Far more important than the boost to trade would be the influence that closer economic relations would have on Chinese investment in Israel, particularly in R&D. Chinese venture capital investments in Israel, predominantly in the tech sector, are about $1.77 billion, which constitutes 40 percent of total venture capital investments in Israel in 2015. By comparison, Israeli national expenditure into R&D during the same year was just under $11 billion. This investment is enormously important for Israel, and there are several R&D investment programs to encourage it, including the 2010 China-Israel Cooperation Program for Industrial R&D as well as other geographically targeted R&D cooperation programs. In addition, in 2015 China invested some $500 million in local Israeli startups, and Chinese companies have bought several Israeli companies; this kind of investment will continue to grow.
Besides the economic benefits of an FTA, for Israel the deal is also about diversifying its political relationships. The West is becoming more politically distant from Israel, and the Boycott, Divestment and Sanctions movement, which calls for economic actions in what it says is a nonviolent struggle against Israeli occupation, is gaining prominence in Europe. Israel is looking to work more closely with other partners and move away from its reliance on the United States. The process is already underway: Last year, two Chinese companies won tenders to build a port in Ashdod and operate another port in Haifa.

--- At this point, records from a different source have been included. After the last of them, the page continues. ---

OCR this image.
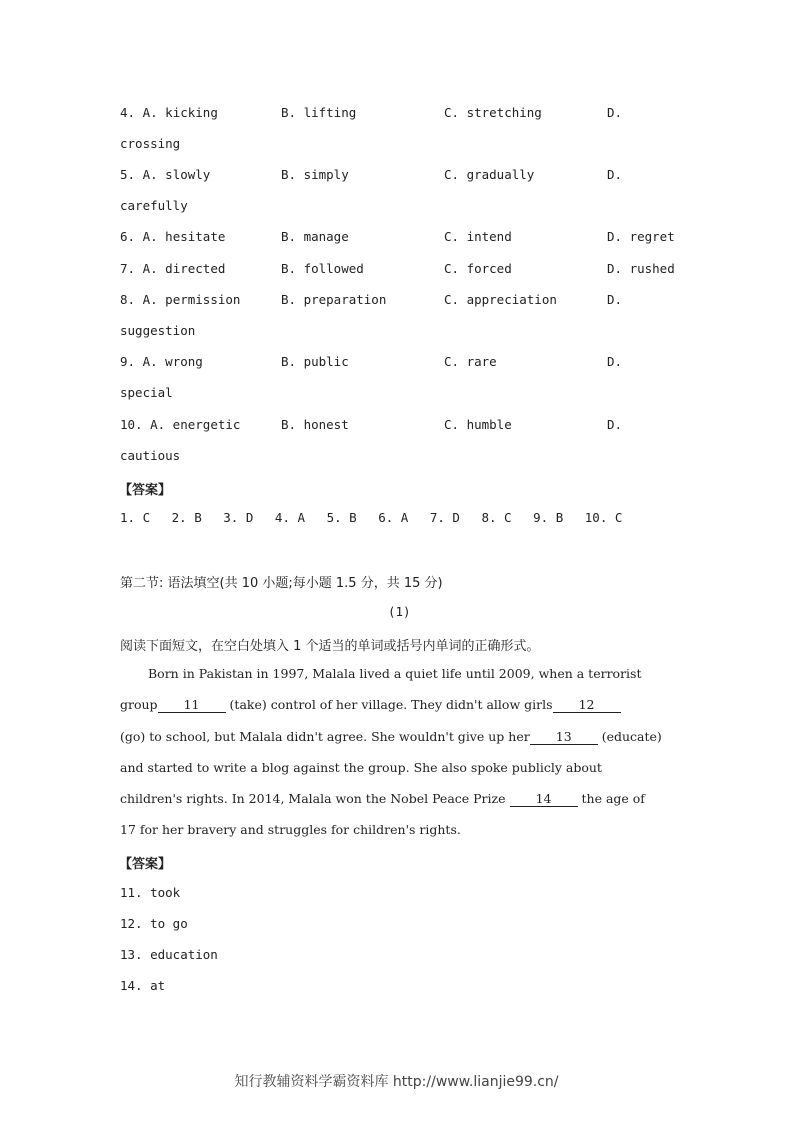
4. A. kicking	B. lifting	C. stretching	D.
crossing
5. A. slowly	B. simply	C. gradually	D.
carefully
6. A. hesitate	B. manage	C. intend	D. regret
7. A. directed	B. followed	C. forced	D. rushed
8. A. permission	B. preparation	C. appreciation	D.
suggestion
9. A. wrong	B. public	C. rare	D.
special
10. A. energetic	B. honest	C. humble	D.
cautious
【答案】
1. C 2. B 3. D 4. A 5. B 6. A 7. D 8. C 9. B 10. C
第二节: 语法填空(共 10 小题;每小题 1.5 分，共 15 分)
(1)
阅读下面短文，在空白处填入 1 个适当的单词或括号内单词的正确形式。
Born in Pakistan in 1997, Malala lived a quiet life until 2009, when a terrorist
group 11 (take) control of her village. They didn't allow girls 12
(go) to school, but Malala didn't agree. She wouldn't give up her 13 (educate)
and started to write a blog against the group. She also spoke publicly about
children's rights. In 2014, Malala won the Nobel Peace Prize 14 the age of
17 for her bravery and struggles for children's rights.
【答案】
11. took
12. to go
13. education
14. at
知行教辅资料学霸资料库 http://www.lianjie99.cn/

A similar urge is motivating China. Looking out into the South China Sea, Beijing sees a U.S. effort to physically contain China’s expansion. To reach China’s ports, seaborne trade must pass through chokepoints such as the Strait of Malacca — separating the Malay Peninsula and the Indonesian island of Sumatra — which are secured by the United States. One part of China’s counter to that effort has been to make itself indispensable to countries that could help exert political pressure on the United States. China is also worried about the extent to which Taiwan, South Korea and other U.S. allies in Asia dominate its supply chain for electronics and high-tech goods. Removing trade barriers and increasing its imports of Israeli high-tech products would gradually lessen those countries’ influence on China.